A new website has launched to help people in France find the best place to recycle household items, including clothes, batteries, plastic, and white goods – as figures show recycling has risen 13% in 10 years.
Website ‘Lesbonneshabitudes.gouv.fr (‘les bonnes habitudes’ meaning ‘good habits’)’ has been launched by the Ecology Ministry. It allows users to search for proper recycling, charity, or collection points for any or all items they might want to recycle or throw out.
It is also partly financed by 14 eco-friendly organisations, which have worked on the project.
Users can search by object and postcode, and the website then offers a map showing relevant collection points.
- For an old piece of furniture, the map directs you to the nearest Emmaüs charity centre.
- For your old TV, the addresses of several local household appliance shops are given.
- For a fridge, it directs you to local white goods stores and/or local dumps that accept old appliances.
It also offers suggestions to help fix or repair the object, rather than throwing it away, where relevant.
The website lists the eco-friendly slogan ‘Reuse, repair, recycle’, and gives tips and information on how to do this, plus extra information on what happens to your waste once it has been given away or recycled.
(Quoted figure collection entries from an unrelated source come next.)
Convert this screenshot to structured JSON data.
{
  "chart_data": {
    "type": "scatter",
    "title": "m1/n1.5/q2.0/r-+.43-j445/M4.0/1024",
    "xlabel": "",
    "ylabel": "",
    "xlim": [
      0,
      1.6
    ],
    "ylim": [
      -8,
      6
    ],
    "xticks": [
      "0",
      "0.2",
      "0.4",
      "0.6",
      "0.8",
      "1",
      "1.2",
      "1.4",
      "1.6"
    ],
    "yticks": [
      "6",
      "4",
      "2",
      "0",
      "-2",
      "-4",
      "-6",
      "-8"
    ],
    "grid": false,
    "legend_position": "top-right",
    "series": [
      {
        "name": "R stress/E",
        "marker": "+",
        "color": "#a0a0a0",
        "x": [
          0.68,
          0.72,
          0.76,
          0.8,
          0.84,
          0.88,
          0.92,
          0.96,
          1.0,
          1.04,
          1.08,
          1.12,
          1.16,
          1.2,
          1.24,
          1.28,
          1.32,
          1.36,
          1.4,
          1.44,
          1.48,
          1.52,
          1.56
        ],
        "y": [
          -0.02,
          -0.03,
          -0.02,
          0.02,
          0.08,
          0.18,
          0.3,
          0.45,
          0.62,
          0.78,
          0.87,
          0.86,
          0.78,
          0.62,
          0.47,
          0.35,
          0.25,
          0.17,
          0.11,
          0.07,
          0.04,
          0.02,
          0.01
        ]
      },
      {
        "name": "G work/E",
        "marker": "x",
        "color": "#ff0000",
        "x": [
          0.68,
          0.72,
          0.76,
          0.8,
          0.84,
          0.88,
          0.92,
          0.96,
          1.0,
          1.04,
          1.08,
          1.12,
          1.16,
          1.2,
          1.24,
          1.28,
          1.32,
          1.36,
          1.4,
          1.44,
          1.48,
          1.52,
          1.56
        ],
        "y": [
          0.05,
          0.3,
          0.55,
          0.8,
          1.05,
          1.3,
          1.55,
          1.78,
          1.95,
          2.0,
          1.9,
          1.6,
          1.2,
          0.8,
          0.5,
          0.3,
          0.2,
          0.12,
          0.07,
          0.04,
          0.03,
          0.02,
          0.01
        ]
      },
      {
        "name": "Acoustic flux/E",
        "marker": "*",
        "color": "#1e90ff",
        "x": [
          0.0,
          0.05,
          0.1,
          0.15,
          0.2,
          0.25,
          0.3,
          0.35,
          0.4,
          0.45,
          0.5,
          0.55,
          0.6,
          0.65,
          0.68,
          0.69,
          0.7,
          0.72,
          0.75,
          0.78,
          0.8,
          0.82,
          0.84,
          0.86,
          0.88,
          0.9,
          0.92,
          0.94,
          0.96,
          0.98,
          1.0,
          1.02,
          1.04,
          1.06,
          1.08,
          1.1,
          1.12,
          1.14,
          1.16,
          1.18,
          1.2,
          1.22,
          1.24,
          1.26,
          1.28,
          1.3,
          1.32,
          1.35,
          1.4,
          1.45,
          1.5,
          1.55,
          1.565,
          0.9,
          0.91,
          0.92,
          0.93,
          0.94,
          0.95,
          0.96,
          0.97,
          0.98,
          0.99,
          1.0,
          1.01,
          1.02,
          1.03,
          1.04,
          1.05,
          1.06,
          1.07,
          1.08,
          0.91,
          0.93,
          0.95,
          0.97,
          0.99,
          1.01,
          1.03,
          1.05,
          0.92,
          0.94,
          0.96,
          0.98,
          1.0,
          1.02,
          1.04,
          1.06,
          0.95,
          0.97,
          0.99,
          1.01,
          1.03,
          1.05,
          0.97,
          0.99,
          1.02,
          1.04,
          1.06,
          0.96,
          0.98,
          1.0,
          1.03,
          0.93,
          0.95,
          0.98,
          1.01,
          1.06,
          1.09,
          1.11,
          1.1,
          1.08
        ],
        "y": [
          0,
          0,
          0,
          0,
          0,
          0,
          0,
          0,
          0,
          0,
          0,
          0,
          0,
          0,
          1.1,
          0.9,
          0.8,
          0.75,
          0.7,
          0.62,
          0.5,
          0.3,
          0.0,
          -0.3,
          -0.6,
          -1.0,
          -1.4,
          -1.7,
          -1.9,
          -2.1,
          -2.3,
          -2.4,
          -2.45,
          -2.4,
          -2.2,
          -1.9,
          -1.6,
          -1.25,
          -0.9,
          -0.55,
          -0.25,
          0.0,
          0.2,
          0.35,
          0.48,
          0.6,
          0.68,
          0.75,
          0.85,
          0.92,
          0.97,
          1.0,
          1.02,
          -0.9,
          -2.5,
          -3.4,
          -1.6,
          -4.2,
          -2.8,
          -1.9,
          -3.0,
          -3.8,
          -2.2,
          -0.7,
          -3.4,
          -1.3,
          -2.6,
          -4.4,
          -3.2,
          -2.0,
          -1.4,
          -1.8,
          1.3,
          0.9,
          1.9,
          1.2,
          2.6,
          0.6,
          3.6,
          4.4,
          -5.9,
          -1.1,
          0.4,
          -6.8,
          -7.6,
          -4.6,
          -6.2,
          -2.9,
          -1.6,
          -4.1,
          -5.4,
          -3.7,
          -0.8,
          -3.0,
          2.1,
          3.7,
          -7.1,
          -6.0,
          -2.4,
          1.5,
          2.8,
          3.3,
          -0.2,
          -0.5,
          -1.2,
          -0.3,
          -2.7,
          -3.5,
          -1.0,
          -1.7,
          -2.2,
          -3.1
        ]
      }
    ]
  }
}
Figures from the ecology ministry suggest that recycling in France has risen by 13% in the past 10 years, with people becoming more aware of the correct way to dispose of their waste.
However, until now, there has not been a simple and centralised tool to facilitate it.
Vincent Coissard, deputy director at the ministry for waste and the circular economy, told Franceinfo: “Citizens really want to recycle, whether it’s giving something a new life or simply recycling in the normal sense, but they don’t necessarily know where to dispose of their products.
“Because the place where some products are recycled might differ, depending on if it has batteries, or packaging, or if it’s an electrical item.”
Does France really recycle properly?
It comes as a new French documentary claims to reveal “the big recycling lies” among certain sectors, and calls into question the recycling practices in the country.
The documentary Zone interdite by journalist Paul Labrosse purported to show bin collectors in Paris dumping the contents of both normal bins and recycling bins into the same larger container, reportedly as a result of cost-cutting.
The Paris Mairie said it was “disgusted” by the claim and an inquiry into the allegation is ongoing.
Yet, the documentary also found evidence of illegal practices such as official dumps mixing recyclable products such as card, wood or plastic, with dangerous items such as tyres and gas canisters.
It alleged that contrary to official figures, up to 70% of plastics in France are in reality “never recycled”, with lack of profit in the recycling sector sometimes meaning that dumps send up to 30% more items to incinerators than they are legally supposed to.
It also alleged that many fridges and freezers are simply compacted and sent abroad rather than properly recycled in France, as the former option is cheaper.
However, the documentary did concede that France “recycles 20% more now than it did 10 years ago”.